Best Way to Preserve an Open Bottle of Wine
I've tried a million different ways to preserve an unfinished bottle. I've used an array of vacuum pumps, the fridge, putting pumped wine into fridge and just finishing the wine for the sake of not having to taste day-old wine tomorrow. But I recently discovered a nifty, affordable tool that does the job perfectly, in the place I last expected to find it: My local home-brewing shop.
I'd purchased the pictured trigger gadget and accompanying CO2 canisters to fill the empty space in a 5-gallon home-brew bucket. Just like a keg system at your local bar, the CO2 helps keep the beer inside the vessel fresh. I found, however, that this affordable, handy gadget works even better on an unfinished bottle of wine.

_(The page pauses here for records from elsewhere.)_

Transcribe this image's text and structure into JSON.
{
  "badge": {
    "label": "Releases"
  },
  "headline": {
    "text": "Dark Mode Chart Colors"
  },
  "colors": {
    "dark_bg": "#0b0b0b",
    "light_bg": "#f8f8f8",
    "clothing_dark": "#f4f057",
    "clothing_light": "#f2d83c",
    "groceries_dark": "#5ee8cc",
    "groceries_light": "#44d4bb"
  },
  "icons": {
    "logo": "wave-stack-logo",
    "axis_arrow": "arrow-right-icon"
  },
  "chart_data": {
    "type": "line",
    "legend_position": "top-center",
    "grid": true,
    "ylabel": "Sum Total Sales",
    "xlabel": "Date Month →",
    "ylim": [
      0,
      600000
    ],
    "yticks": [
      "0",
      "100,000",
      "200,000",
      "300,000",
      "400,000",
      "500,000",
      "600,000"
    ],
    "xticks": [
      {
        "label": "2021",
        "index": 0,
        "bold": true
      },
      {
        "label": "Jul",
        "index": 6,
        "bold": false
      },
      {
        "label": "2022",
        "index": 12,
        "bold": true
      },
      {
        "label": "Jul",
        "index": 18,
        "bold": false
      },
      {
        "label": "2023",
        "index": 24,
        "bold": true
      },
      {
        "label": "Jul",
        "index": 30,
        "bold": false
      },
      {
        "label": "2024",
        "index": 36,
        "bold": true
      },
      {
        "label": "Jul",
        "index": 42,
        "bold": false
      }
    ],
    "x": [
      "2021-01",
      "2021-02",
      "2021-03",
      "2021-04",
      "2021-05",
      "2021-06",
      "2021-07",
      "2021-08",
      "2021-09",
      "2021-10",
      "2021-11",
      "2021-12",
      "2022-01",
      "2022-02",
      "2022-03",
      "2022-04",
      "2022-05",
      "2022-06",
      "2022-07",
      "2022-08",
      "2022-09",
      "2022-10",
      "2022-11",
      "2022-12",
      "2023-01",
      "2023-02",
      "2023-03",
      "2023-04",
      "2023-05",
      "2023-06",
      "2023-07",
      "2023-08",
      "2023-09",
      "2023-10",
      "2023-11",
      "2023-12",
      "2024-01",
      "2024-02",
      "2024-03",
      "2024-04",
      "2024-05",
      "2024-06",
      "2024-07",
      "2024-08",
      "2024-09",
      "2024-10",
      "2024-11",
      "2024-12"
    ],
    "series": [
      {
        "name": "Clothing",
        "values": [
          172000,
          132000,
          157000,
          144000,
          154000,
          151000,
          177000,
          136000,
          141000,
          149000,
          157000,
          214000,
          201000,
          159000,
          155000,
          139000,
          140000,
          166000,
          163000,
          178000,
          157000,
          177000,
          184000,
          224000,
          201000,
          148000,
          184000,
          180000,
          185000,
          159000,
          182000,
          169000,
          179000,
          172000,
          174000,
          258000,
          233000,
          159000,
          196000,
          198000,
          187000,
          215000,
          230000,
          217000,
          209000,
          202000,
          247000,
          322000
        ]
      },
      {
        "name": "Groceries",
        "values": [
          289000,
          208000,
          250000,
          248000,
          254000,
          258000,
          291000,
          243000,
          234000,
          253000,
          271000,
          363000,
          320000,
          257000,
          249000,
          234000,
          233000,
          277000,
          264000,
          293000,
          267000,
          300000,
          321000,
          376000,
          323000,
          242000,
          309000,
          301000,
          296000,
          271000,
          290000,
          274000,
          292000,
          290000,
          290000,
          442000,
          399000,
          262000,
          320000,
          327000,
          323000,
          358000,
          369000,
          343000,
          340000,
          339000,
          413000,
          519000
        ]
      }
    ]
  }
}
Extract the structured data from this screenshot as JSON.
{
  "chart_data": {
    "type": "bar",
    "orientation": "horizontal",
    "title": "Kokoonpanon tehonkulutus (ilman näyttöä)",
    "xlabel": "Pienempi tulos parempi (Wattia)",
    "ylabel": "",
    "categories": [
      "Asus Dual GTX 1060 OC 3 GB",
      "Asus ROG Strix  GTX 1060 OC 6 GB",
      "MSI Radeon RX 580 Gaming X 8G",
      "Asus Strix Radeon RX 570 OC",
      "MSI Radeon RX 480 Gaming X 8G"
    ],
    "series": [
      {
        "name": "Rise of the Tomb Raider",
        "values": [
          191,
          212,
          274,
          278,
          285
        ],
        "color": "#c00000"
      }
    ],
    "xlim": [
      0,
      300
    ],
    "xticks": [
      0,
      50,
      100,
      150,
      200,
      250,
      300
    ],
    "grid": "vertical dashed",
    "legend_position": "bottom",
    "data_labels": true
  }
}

Over a week ago, I twisted open a bottle of the Kangarilla Road Devil's Whiskers Shiraz, recently sold on Lot18. I'm still drinking the wine – it's fresh as the day I unscrewed the cap. At 14.5% alcohol, this wine is an absolute beast, so on first sip I knew there was no chance I'd have more than a glass, lest I spend the entirety of the next day with an ice pack on my head and vowing repeatedly never to visit Australia again, much less watch a rerun of Kath & Kim. After each glass poured over the subsequent couple of days, I gave the bottle a quick spurt of CO2 and quickly screwed the cap back onto the bottle. That was more than a week ago, and on last check, with about a glass or so to go, the wine is still drinking perfectly.
Sure, it didn't take a rocket scientist to figure out that this little trick would work. But I didn't have to spend like my $25 of red wine was rocket fuel on a device such as a Coravin to achieve the same benefit. That's a great tool, for sure, but for a grand total of $20 (as opposed to about $300), I think I've found something that works just as well.